Unter Dschalal-ud-Din Akbar (reg.1556-1605) gibt es die frühesten Beispiele der in kaiserlichen Hofwerkstätten geknüpften Moghulteppiche. Diese erste Phase der der Moghulteppichkunst von 1580- 1630 schließt auch die Herrschaft seines Sohnes Nur-du-Din Dschahangir (reg.1605- 27) mit ein. Charakteristisch für diese erste Phase ist der persische Einfluss, wobei es aber zu einer Synthese mit den indischen Traditionen kommt.

Teppiche wurden entweder als Wandteppiche, Fußteppiche am Boden, oder als Tischteppiche zur Zierde von Tischen und Möbeln,  verwendet.

Indische Teppiche wurden im Gegensatz zu anderen Kulturen bevorzugt aus Wolle hergestellt, das betrifft nicht nur Kette und Schuss, sondern auch den Flor. Im Gegensatz zu persischen Teppichen, die immer nur Ketten mit vier Fäden besitzen, können bei indischen Teppichen die Fäden von sechs bis zu zwölffach gezwirnten Fäden variieren.

Ein sehr berühmtes Beispiel für einen Moghulteppich der ersten Periode ist der Bildteppich mit Landschaft und Vogelpaaren aus dem Museum für Angewandte Kunst in Wien. Dieser Bildteppich stammt sehr wahrscheinlich aus Lahore  im Norden des indischen Subkontinentes (im heutigen Pakistan) und ist um 1600 datiert. Er gelangte 1907 bei der Auflösung des ehemaligen Handelsmuseums in Wien ins Museum für Angewandte Kunst. Genaueres über die Provenienz ist nicht bekannt. Durch den horizontalen Aufbau des Teppichs wird vermutet, dass er als Wandteppich verwendet wurde.

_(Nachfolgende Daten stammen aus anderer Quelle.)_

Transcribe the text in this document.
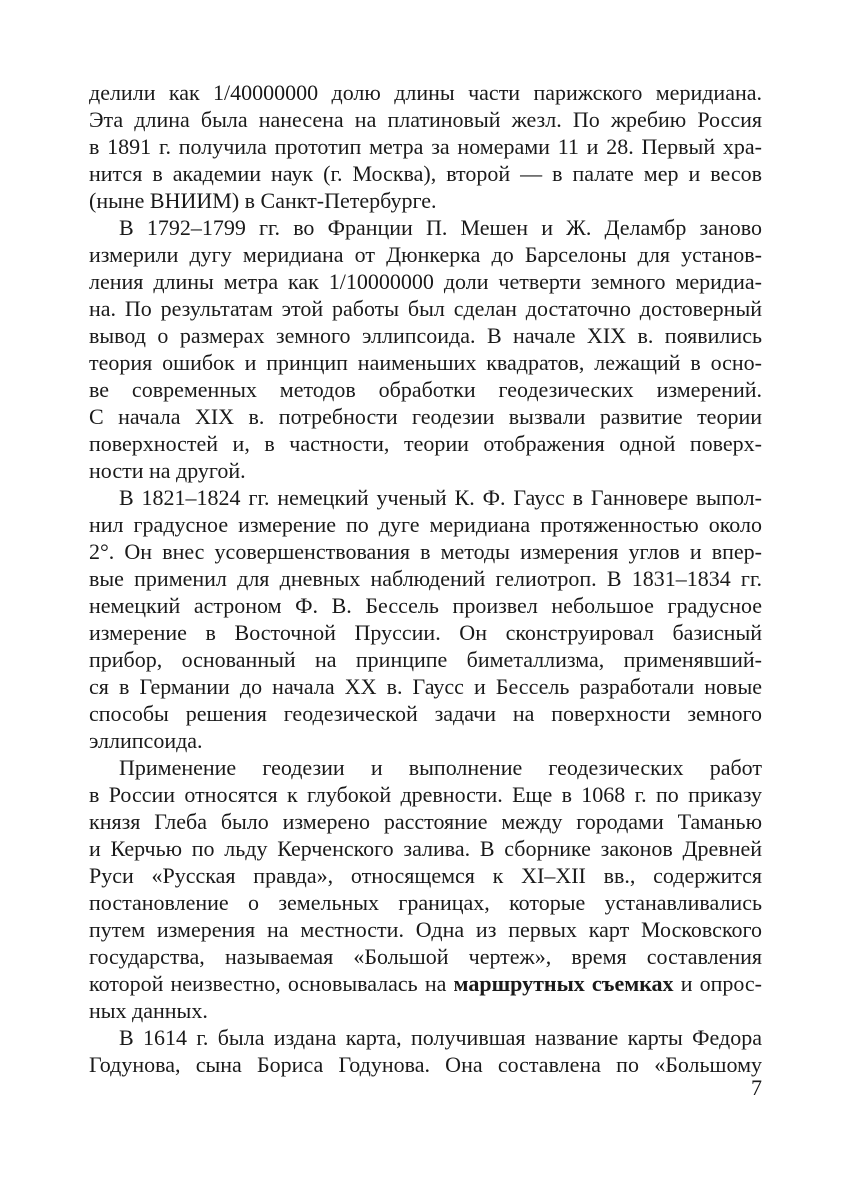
делили как 1/40000000 долю длины части парижского меридиана.
Эта длина была нанесена на платиновый жезл. По жребию Россия
в 1891 г. получила прототип метра за номерами 11 и 28. Первый хра-
нится в академии наук (г. Москва), второй — в палате мер и весов
(ныне ВНИИМ) в Санкт-Петербурге.
В 1792–1799 гг. во Франции П. Мешен и Ж. Деламбр заново
измерили дугу меридиана от Дюнкерка до Барселоны для установ-
ления длины метра как 1/10000000 доли четверти земного меридиа-
на. По результатам этой работы был сделан достаточно достоверный
вывод о размерах земного эллипсоида. В начале XIX в. появились
теория ошибок и принцип наименьших квадратов, лежащий в осно-
ве современных методов обработки геодезических измерений.
С начала XIX в. потребности геодезии вызвали развитие теории
поверхностей и, в частности, теории отображения одной поверх-
ности на другой.
В 1821–1824 гг. немецкий ученый К. Ф. Гаусс в Ганновере выпол-
нил градусное измерение по дуге меридиана протяженностью около
2°. Он внес усовершенствования в методы измерения углов и впер-
вые применил для дневных наблюдений гелиотроп. В 1831–1834 гг.
немецкий астроном Ф. В. Бессель произвел небольшое градусное
измерение в Восточной Пруссии. Он сконструировал базисный
прибор, основанный на принципе биметаллизма, применявший-
ся в Германии до начала XX в. Гаусс и Бессель разработали новые
способы решения геодезической задачи на поверхности земного
эллипсоида.
Применение геодезии и выполнение геодезических работ
в России относятся к глубокой древности. Еще в 1068 г. по приказу
князя Глеба было измерено расстояние между городами Таманью
и Керчью по льду Керченского залива. В сборнике законов Древней
Руси «Русская правда», относящемся к XI–XII вв., содержится
постановление о земельных границах, которые устанавливались
путем измерения на местности. Одна из первых карт Московского
государства, называемая «Большой чертеж», время составления
которой неизвестно, основывалась на маршрутных съемках и опрос-
ных данных.
В 1614 г. была издана карта, получившая название карты Федора
Годунова, сына Бориса Годунова. Она составлена по «Большому
7
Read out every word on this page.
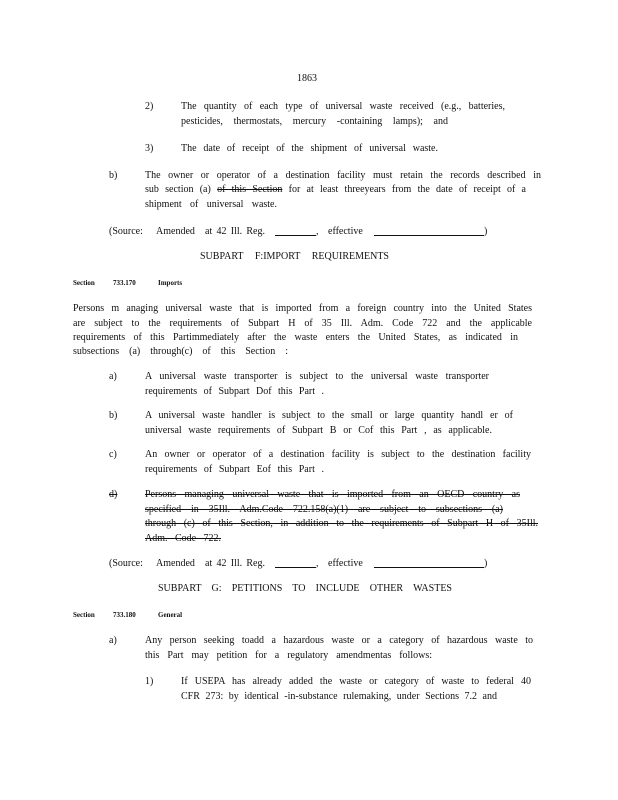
1863
2)	The quantity of each type of universal waste received (e.g., batteries,
pesticides, thermostats, mercury -containing lamps); and
3)	The date of receipt of the shipment of universal waste.
b)	The owner or operator of a destination facility must retain the records described in
sub section (a) of this Section for at least threeyears from the date of receipt of a
shipment of universal waste.
(Source: Amended at 42 Ill. Reg.	, effective	)
SUBPART F:IMPORT REQUIREMENTS
Section	733.170	Imports
Persons m anaging universal waste that is imported from a foreign country into the United States
are subject to the requirements of Subpart H of 35 Ill. Adm. Code 722 and the applicable
requirements of this Partimmediately after the waste enters the United States, as indicated in
subsections (a) through(c) of this Section :
a)	A universal waste transporter is subject to the universal waste transporter
requirements of Subpart Dof this Part .
b)	A universal waste handler is subject to the small or large quantity handl er of
universal waste requirements of Subpart B or Cof this Part , as applicable.
c)	An owner or operator of a destination facility is subject to the destination facility
requirements of Subpart Eof this Part .
d)	Persons managing universal waste that is imported from an OECD country as
specified in 35Ill. Adm.Code 722.158(a)(1) are subject to subsections (a)
through (c) of this Section, in addition to the requirements of Subpart H of 35Ill.
Adm. Code 722.
(Source: Amended at 42 Ill. Reg.	, effective	)
SUBPART G: PETITIONS TO INCLUDE OTHER WASTES
Section	733.180	General
a)	Any person seeking toadd a hazardous waste or a category of hazardous waste to
this Part may petition for a regulatory amendmentas follows:
1)	If USEPA has already added the waste or category of waste to federal 40
CFR 273: by identical -in-substance rulemaking, under Sections 7.2 and
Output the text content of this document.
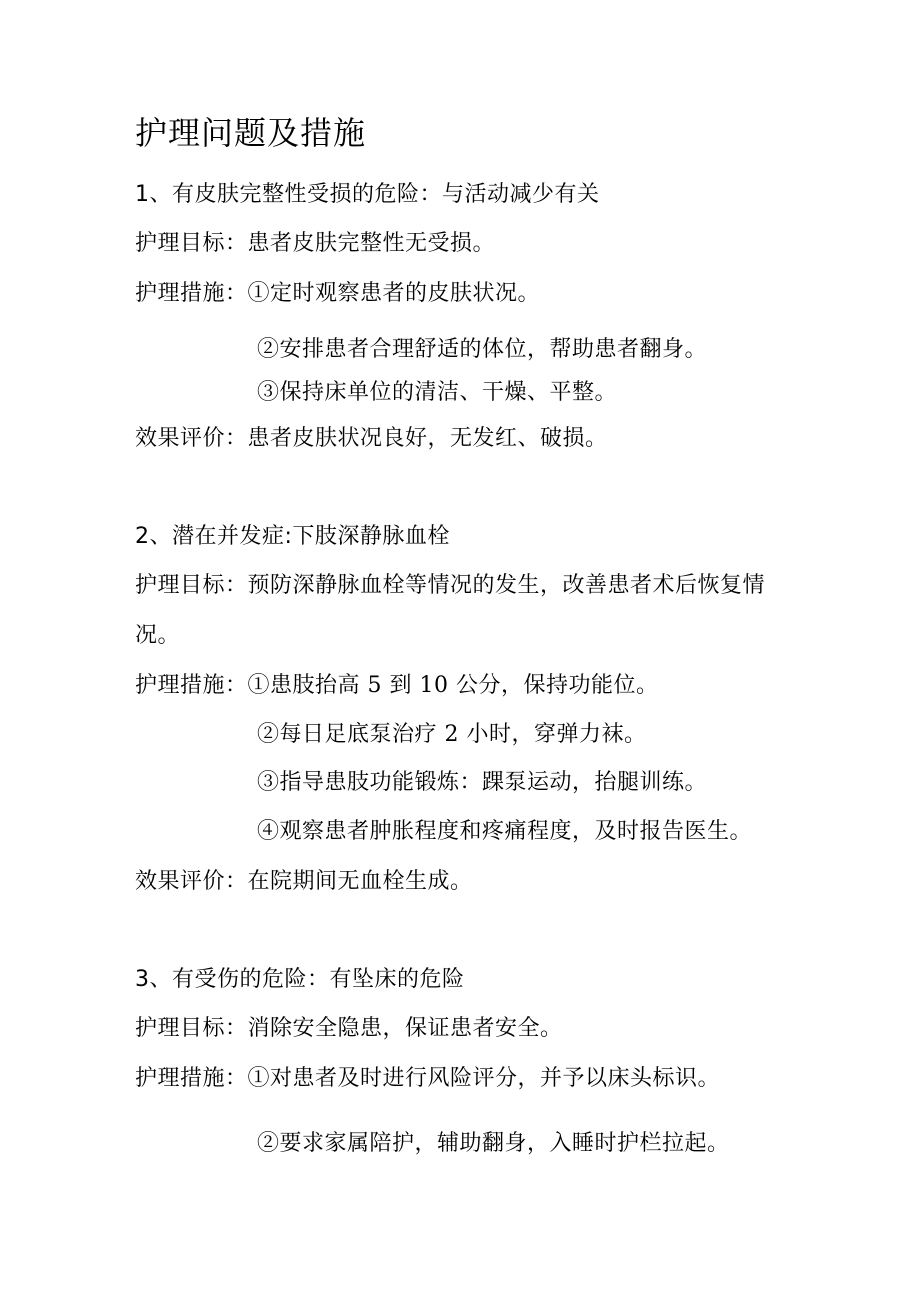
护理问题及措施
1、有皮肤完整性受损的危险：与活动减少有关
护理目标：患者皮肤完整性无受损。
护理措施：①定时观察患者的皮肤状况。
②安排患者合理舒适的体位，帮助患者翻身。
③保持床单位的清洁、干燥、平整。
效果评价：患者皮肤状况良好，无发红、破损。
2、潜在并发症:下肢深静脉血栓
护理目标：预防深静脉血栓等情况的发生，改善患者术后恢复情
况。
护理措施：①患肢抬高 5 到 10 公分，保持功能位。
②每日足底泵治疗 2 小时，穿弹力袜。
③指导患肢功能锻炼：踝泵运动，抬腿训练。
④观察患者肿胀程度和疼痛程度，及时报告医生。
效果评价：在院期间无血栓生成。
3、有受伤的危险：有坠床的危险
护理目标：消除安全隐患，保证患者安全。
护理措施：①对患者及时进行风险评分，并予以床头标识。
②要求家属陪护，辅助翻身，入睡时护栏拉起。
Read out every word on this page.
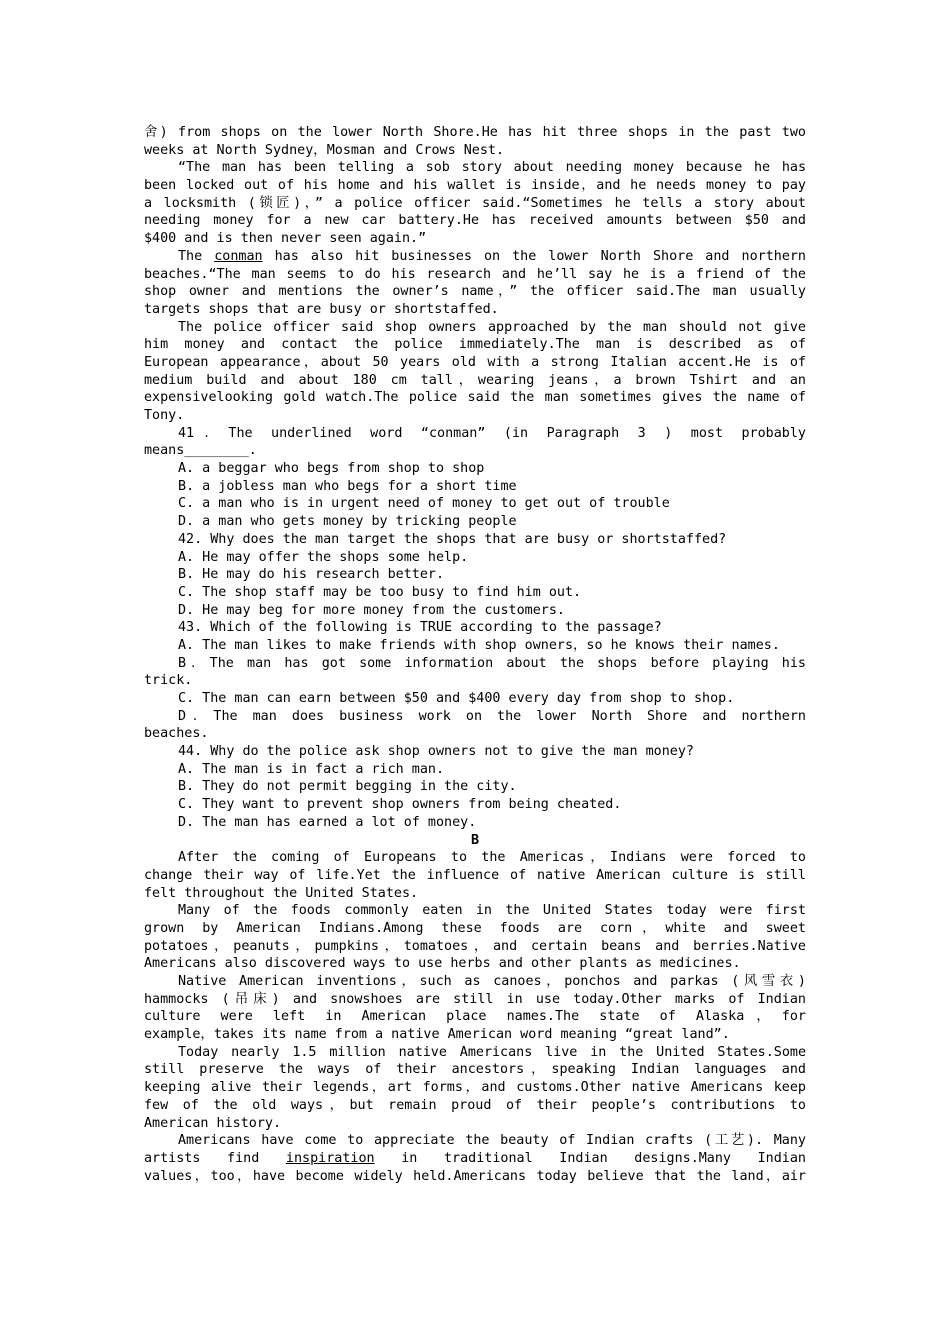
舍) from shops on the lower North Shore.He has hit three shops in the past two
weeks at North Sydney，Mosman and Crows Nest.
“The man has been telling a sob story about needing money because he has
been locked out of his home and his wallet is inside，and he needs money to pay
a locksmith (锁匠)，” a police officer said.“Sometimes he tells a story about
needing money for a new car battery.He has received amounts between $50 and
$400 and is then never seen again.”
The conman has also hit businesses on the lower North Shore and northern
beaches.“The man seems to do his research and he’ll say he is a friend of the
shop owner and mentions the owner’s name，” the officer said.The man usually
targets shops that are busy or shortstaffed.
The police officer said shop owners approached by the man should not give
him money and contact the police immediately.The man is described as of
European appearance，about 50 years old with a strong Italian accent.He is of
medium build and about 180 cm tall，wearing jeans，a brown Tshirt and an
expensivelooking gold watch.The police said the man sometimes gives the name of
Tony.
41．The underlined word “conman” (in Paragraph 3 ) most probably
means________.
A. a beggar who begs from shop to shop
B. a jobless man who begs for a short time
C. a man who is in urgent need of money to get out of trouble
D. a man who gets money by tricking people
42. Why does the man target the shops that are busy or shortstaffed?
A. He may offer the shops some help.
B. He may do his research better.
C. The shop staff may be too busy to find him out.
D. He may beg for more money from the customers.
43. Which of the following is TRUE according to the passage?
A. The man likes to make friends with shop owners，so he knows their names.
B．The man has got some information about the shops before playing his
trick.
C. The man can earn between $50 and $400 every day from shop to shop.
D．The man does business work on the lower North Shore and northern
beaches.
44. Why do the police ask shop owners not to give the man money?
A. The man is in fact a rich man.
B. They do not permit begging in the city.
C. They want to prevent shop owners from being cheated.
D. The man has earned a lot of money.
B
After the coming of Europeans to the Americas，Indians were forced to
change their way of life.Yet the influence of native American culture is still
felt throughout the United States.
Many of the foods commonly eaten in the United States today were first
grown by American Indians.Among these foods are corn，white and sweet
potatoes，peanuts，pumpkins，tomatoes，and certain beans and berries.Native
Americans also discovered ways to use herbs and other plants as medicines.
Native American inventions，such as canoes，ponchos and parkas (风雪衣)
hammocks (吊床) and snowshoes are still in use today.Other marks of Indian
culture were left in American place names.The state of Alaska，for
example，takes its name from a native American word meaning “great land”.
Today nearly 1.5 million native Americans live in the United States.Some
still preserve the ways of their ancestors，speaking Indian languages and
keeping alive their legends，art forms，and customs.Other native Americans keep
few of the old ways，but remain proud of their people’s contributions to
American history.
Americans have come to appreciate the beauty of Indian crafts (工艺). Many
artists find inspiration in traditional Indian designs.Many Indian
values，too，have become widely held.Americans today believe that the land，air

Der Teppich zeigt das  in der Teppichkunst  neue Motiv einer naturalistischen, asymmetrischen Gartenlandschaft mit Vogelpaaren auf rotem Grund. Das Bildfeld scheint in drei übereinander liegende Zonen eingeteilt, die jeweils Bäume und Sträucher mit verschiedenen Größen und Arten von Vogelpaaren zeigen. Die Gartenlandschaft ist von zwei kleineren weißgrundigen Borten und einer detaillierten Hauptborte dazwischen eingerahmt.

Diese Hauptborte zeigt geflammte Palmetten mit Tiermasken, Leoparden und Blüten, die durch eine weiße Girlande miteinander verbunden sind.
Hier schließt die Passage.